Some people who first talk to an estate planning lawyer are worried that their families might have to pay their debt in the event they die. While this is a common concern, it’s not something you should worry too much about. In most situations where people die leaving behind debts, those debts do not become the responsibility of family members to repay. While there are some limited circumstances in which family members might be called upon to repay a debt, it is not common. Here’s what you should know about your family having to repay your debt after you die.
Your Estate and Your Debt
When you die, all the property and legal issues you leave behind become your estate. Your estate is kind of like a separate legal entity that exists after you no longer do. The estate itself is not a person, but there is someone who manages it, known as the estate administrator, executor, or personal representative. It’s up to a court to appoint the estate administrator, but once appointed, it is that administrator’s responsibility to manage all of the property and debt left behind by a deceased person.
The process of determining what happens to all the property in an estate is generally known as either probate, or the estate settlement process. Throughout this process it is the administrator’s job to determine if the decedent left behind any debt, and if so, which creditors get repaid, and in what order.

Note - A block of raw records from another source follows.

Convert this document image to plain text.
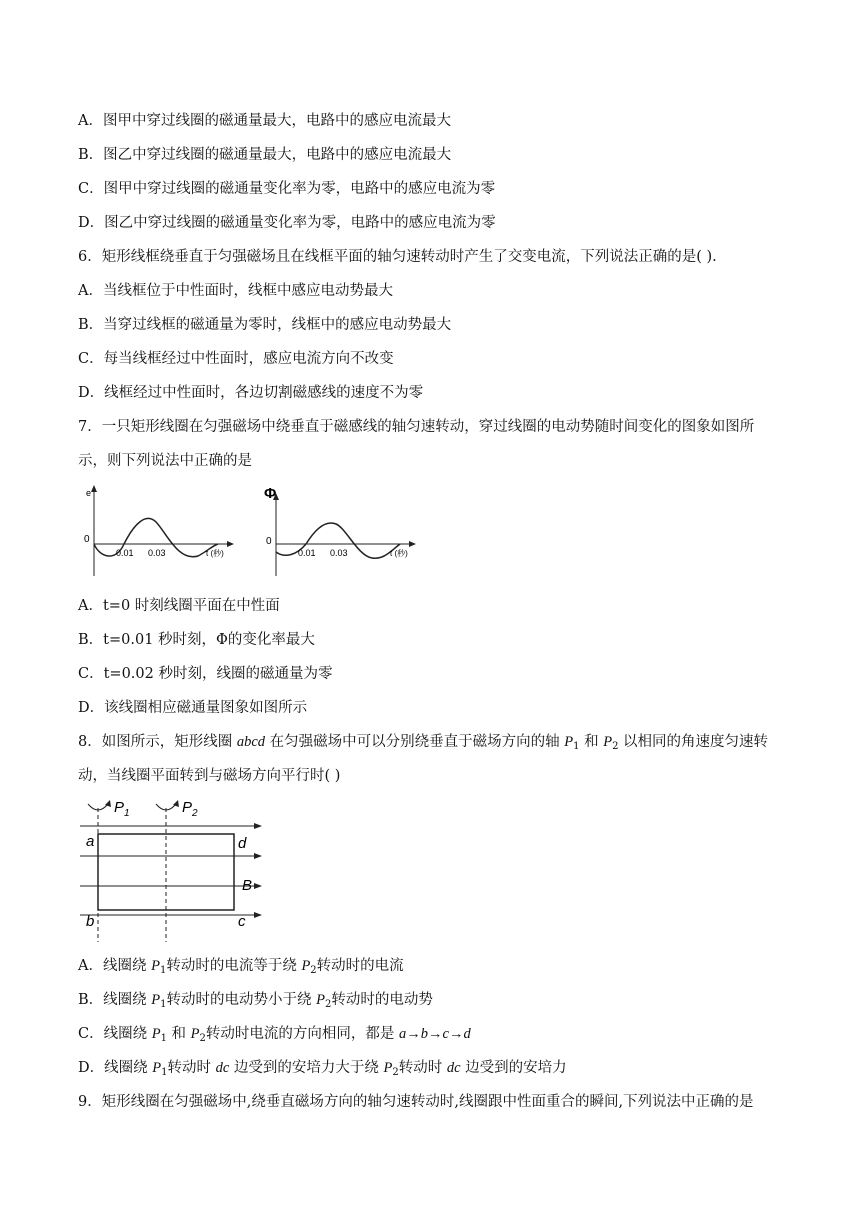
A．图甲中穿过线圈的磁通量最大，电路中的感应电流最大
B．图乙中穿过线圈的磁通量最大，电路中的感应电流最大
C．图甲中穿过线圈的磁通量变化率为零，电路中的感应电流为零
D．图乙中穿过线圈的磁通量变化率为零，电路中的感应电流为零
6．矩形线框绕垂直于匀强磁场且在线框平面的轴匀速转动时产生了交变电流，下列说法正确的是( ).
A．当线框位于中性面时，线框中感应电动势最大
B．当穿过线框的磁通量为零时，线框中的感应电动势最大
C．每当线框经过中性面时，感应电流方向不改变
D．线框经过中性面时，各边切割磁感线的速度不为零
7．一只矩形线圈在匀强磁场中绕垂直于磁感线的轴匀速转动，穿过线圈的电动势随时间变化的图象如图所
示，则下列说法中正确的是
e
0
0.01 0.03	t (秒)
Φ
0
0.01 0.03	t (秒)
A．t=0 时刻线圈平面在中性面
B．t=0.01 秒时刻，Φ的变化率最大
C．t=0.02 秒时刻，线圈的磁通量为零
D．该线圈相应磁通量图象如图所示
8．如图所示，矩形线圈 abcd 在匀强磁场中可以分别绕垂直于磁场方向的轴 $P_1$ 和 $P_2$ 以相同的角速度匀速转
动，当线圈平面转到与磁场方向平行时( )
$P_1$	$P_2$
a
b	c
d
B
A．线圈绕 $P_1$转动时的电流等于绕 $P_2$转动时的电流
B．线圈绕 $P_1$转动时的电动势小于绕 $P_2$转动时的电动势
C．线圈绕 $P_1$ 和 $P_2$转动时电流的方向相同，都是 a→b→c→d
D．线圈绕 $P_1$转动时 dc 边受到的安培力大于绕 $P_2$转动时 dc 边受到的安培力
9．矩形线圈在匀强磁场中,绕垂直磁场方向的轴匀速转动时,线圈跟中性面重合的瞬间,下列说法中正确的是
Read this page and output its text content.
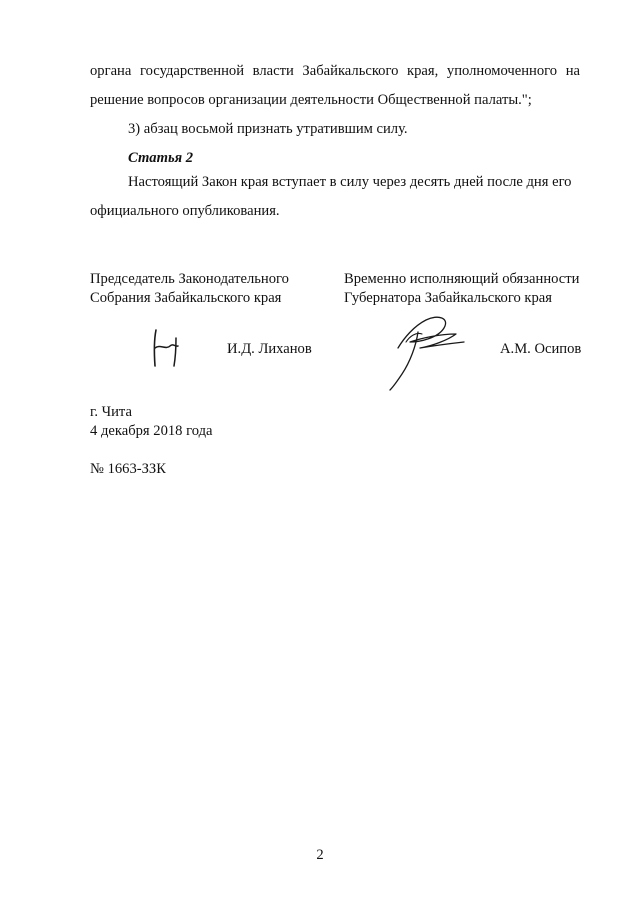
органа государственной власти Забайкальского края, уполномоченного на
решение вопросов организации деятельности Общественной палаты.";
3) абзац восьмой признать утратившим силу.
Статья 2
Настоящий Закон края вступает в силу через десять дней после дня его
официального опубликования.
Председатель Законодательного
Собрания Забайкальского края
И.Д. Лиханов
Временно исполняющий обязанности
Губернатора Забайкальского края
А.М. Осипов
г. Чита
4 декабря 2018 года
№ 1663-ЗЗК
2
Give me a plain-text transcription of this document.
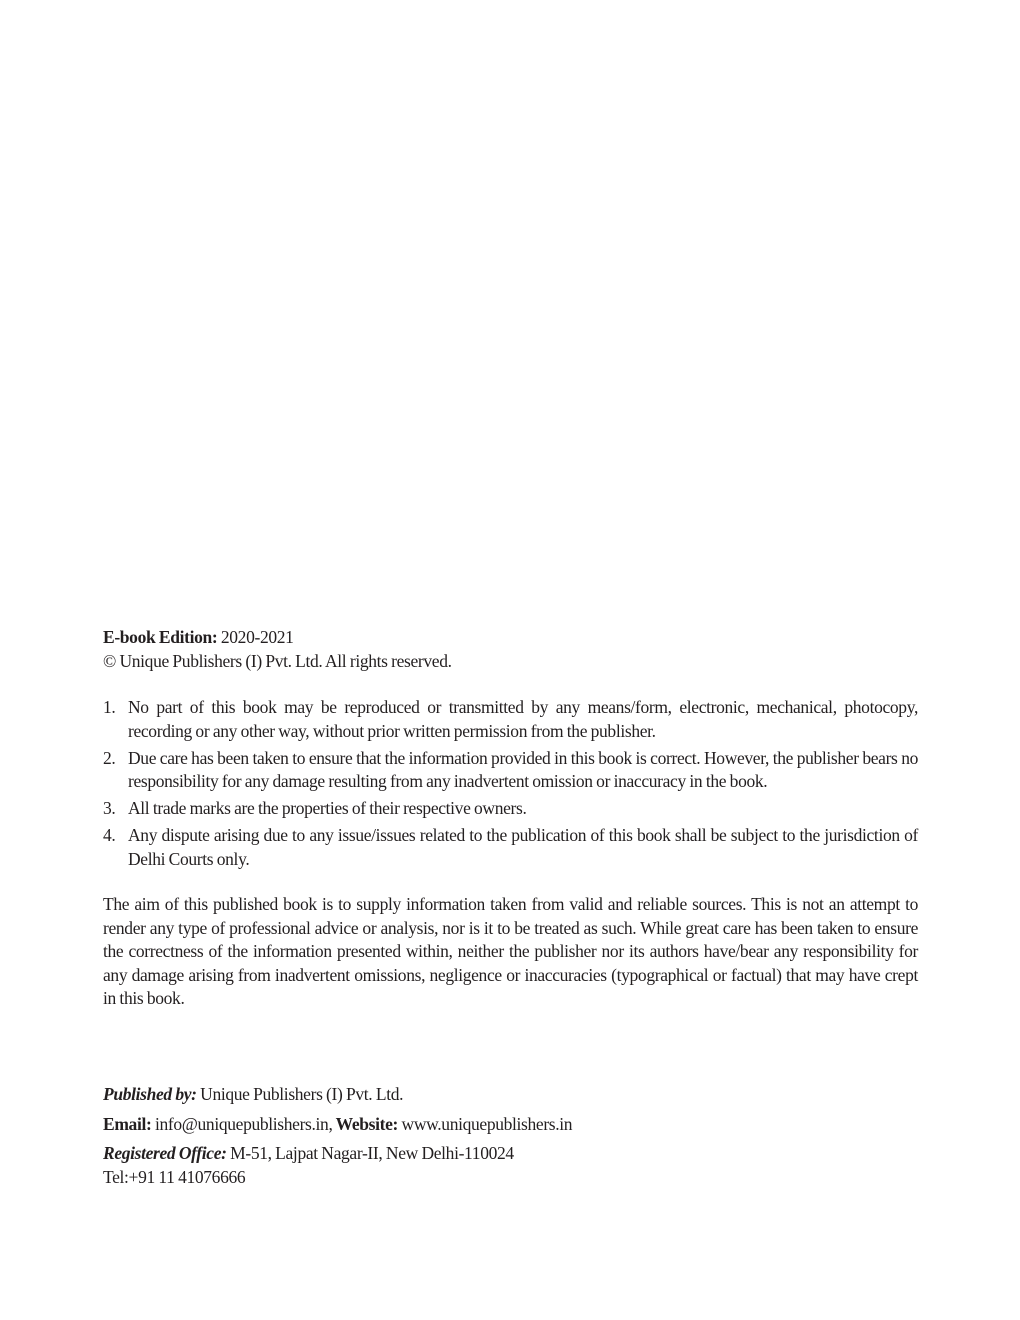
E-book Edition: 2020-2021
© Unique Publishers (I) Pvt. Ltd. All rights reserved.
1. No part of this book may be reproduced or transmitted by any means/form, electronic, mechanical, photocopy, recording or any other way, without prior written permission from the publisher.
2. Due care has been taken to ensure that the information provided in this book is correct. However, the publisher bears no responsibility for any damage resulting from any inadvertent omission or inaccuracy in the book.
3. All trade marks are the properties of their respective owners.
4. Any dispute arising due to any issue/issues related to the publication of this book shall be subject to the jurisdiction of Delhi Courts only.

The aim of this published book is to supply information taken from valid and reliable sources. This is not an attempt to render any type of professional advice or analysis, nor is it to be treated as such. While great care has been taken to ensure the correctness of the information presented within, neither the publisher nor its authors have/bear any responsibility for any damage arising from inadvertent omissions, negligence or inaccuracies (typographical or factual) that may have crept in this book.

Published by: Unique Publishers (I) Pvt. Ltd.
Email: info@uniquepublishers.in, Website: www.uniquepublishers.in
Registered Office: M-51, Lajpat Nagar-II, New Delhi-110024
Tel:+91 11 41076666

To repay estate debts, the administrator will not use his or her own money, or the money that belongs to family members. Rather, the administrator will pay debts using estate funds.
The family members of the decedent, even though they might stand to inherit from the estate, will not receive any inheritances until estate debts get paid. So, if there are more debts than assets in the estate, it is very likely that the family members will not receive inheritances, but that doesn’t mean they will have to repay the remaining debts. If there are more debts than assets, some creditors will go unpaid.
The primary exception to the idea that the estate will be responsible for paying any debt left behind by the decedent comes with joint debts. With joint debts, two or more co-borrowers take on the same responsibility for repaying the debt when they sign up for it. For example, if parents cosign a private student loan for a college aged students, those parents are responsible for repaying the loan amount even if that student later dies. The same is true of spouses who have joint credit cards, or anyone else who might have a joint debt with someone who dies.